Joanne Carr, 37, breastfed her son, Dougie, since the day he was born without any problems, but after 14 months he started refusing to feed from her right side.
It prompted the mum-of-two to check her breast, where she found a pea-sized lump in her milk duct, which doctors later diagnosed as cancerous.
Joanne says she’d never have discovered the tumour if Dougie had not rejected her boob, which was likely a sign that something was blocking the duct or mis-shaping her breast.
Now cancer-free, Joanne, from Liverpool, has hailed her son as her “guardian angel” who saved her life.
“The doctor said it’s very strange what Dougie did,” she says.
“He must have known somehow. He was looking out for me.
“I know I wouldn’t have checked if it wasn’t for him.”
Joanne, a nurse, gave birth to Dougie, now 5, in April 2014 at Liverpool Women’s Hospital.
Everything was normal up until June 2015, when aged 14 months, Dougie’s feeding habits suddenly changed and he stopped feeding from his mum’s right breast.
“He just wasn’t interested anymore,” Joanne explains.
“He fed on the other one fine. I thought I might have a blocked duct or something. It was very strange.”
Concerned, Joanne decided to check her breast for signs of any problems and found a small lump - immediately booking herself in to see the GP.
She was given antibiotics and told to come back if it didn't go away - on her return, she was referred to specialists at the Royal Liverpool Hospital.
“I was really worried by this point,” she says.
“My gut feeling was that something wasn’t right. I started to think the lump wasn’t normal.
Following scans and a cell biopsy, Joanne was told she had an aggressive form of breast cancer known as invasive ductal cancer.
It's a common type of breast cancer which spreads to the milk ducts - the 'pipes' which carry milk from the milk-producing lobules to the nipple.
Though doctors didn’t speculate on why it stopped Dougie feeding, Joanne says the 2cm lump was really close to her nipple, so she suspects Dougie felt it pressing against his mouth when he was feeding.
"I was diagnosed there and then," she continued.
"They took me into a room and told me I had cancer.
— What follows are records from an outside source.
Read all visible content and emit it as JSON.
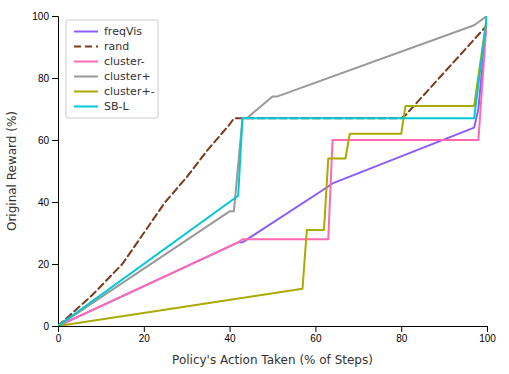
{
  "chart_data": {
    "type": "line",
    "xlabel": "Policy's Action Taken (% of Steps)",
    "ylabel": "Original Reward (%)",
    "xlim": [
      0,
      100
    ],
    "ylim": [
      0,
      100
    ],
    "xticks": [
      0,
      20,
      40,
      60,
      80,
      100
    ],
    "yticks": [
      0,
      20,
      40,
      60,
      80,
      100
    ],
    "grid": false,
    "legend": "upper left",
    "series": [
      {
        "name": "freqVis",
        "color": "#8b5cf6",
        "line_style": "solid",
        "x": [
          0,
          42,
          43,
          63,
          64,
          97,
          98,
          100
        ],
        "values": [
          0,
          27,
          27,
          45,
          46,
          64,
          70,
          100
        ]
      },
      {
        "name": "rand",
        "color": "#7b3a1a",
        "line_style": "dashed",
        "x": [
          0,
          8,
          15,
          20,
          25,
          30,
          35,
          40,
          41,
          58,
          64,
          80,
          81,
          100
        ],
        "values": [
          0,
          10,
          20,
          30,
          40,
          48,
          57,
          65,
          67,
          67,
          67,
          67,
          68,
          97
        ]
      },
      {
        "name": "cluster-",
        "color": "#ff69b4",
        "line_style": "solid",
        "x": [
          0,
          42,
          43,
          63,
          64,
          97,
          98,
          100
        ],
        "values": [
          0,
          27,
          28,
          28,
          60,
          60,
          60,
          100
        ]
      },
      {
        "name": "cluster+",
        "color": "#999999",
        "line_style": "solid",
        "x": [
          0,
          40,
          41,
          43,
          44,
          50,
          51,
          97,
          100
        ],
        "values": [
          0,
          37,
          37,
          67,
          67,
          74,
          74,
          97,
          100
        ]
      },
      {
        "name": "cluster+-",
        "color": "#aaaa00",
        "line_style": "solid",
        "x": [
          0,
          57,
          58,
          62,
          63,
          67,
          68,
          80,
          81,
          97,
          100
        ],
        "values": [
          0,
          12,
          31,
          31,
          54,
          54,
          62,
          62,
          71,
          71,
          100
        ]
      },
      {
        "name": "SB-L",
        "color": "#00c8d4",
        "line_style": "solid",
        "x": [
          0,
          42,
          43,
          58,
          59,
          97,
          100
        ],
        "values": [
          0,
          42,
          67,
          67,
          67,
          67,
          100
        ]
      }
    ]
  }
}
They said it was aggressive but treatable.
Joanne had eight rounds of chemotherapy until March last year, and lost all of her hair.
But the lump shrank and surgeons removed residual cancer cells in March 2018.
Joanne was given the all-clear in April last year, and has been in remission for around a year.
Though she hasn’t been able to return to work yet as she still suffers with joint pains resulting from her chemo, Joanne is hoping to start university next year to retrain to specialise in chemotherapy.
“I still think about how lucky I am to this day,” she says.
“My attitude now is to just live life to the full. I owe my life to Dougie. He means the world to me.”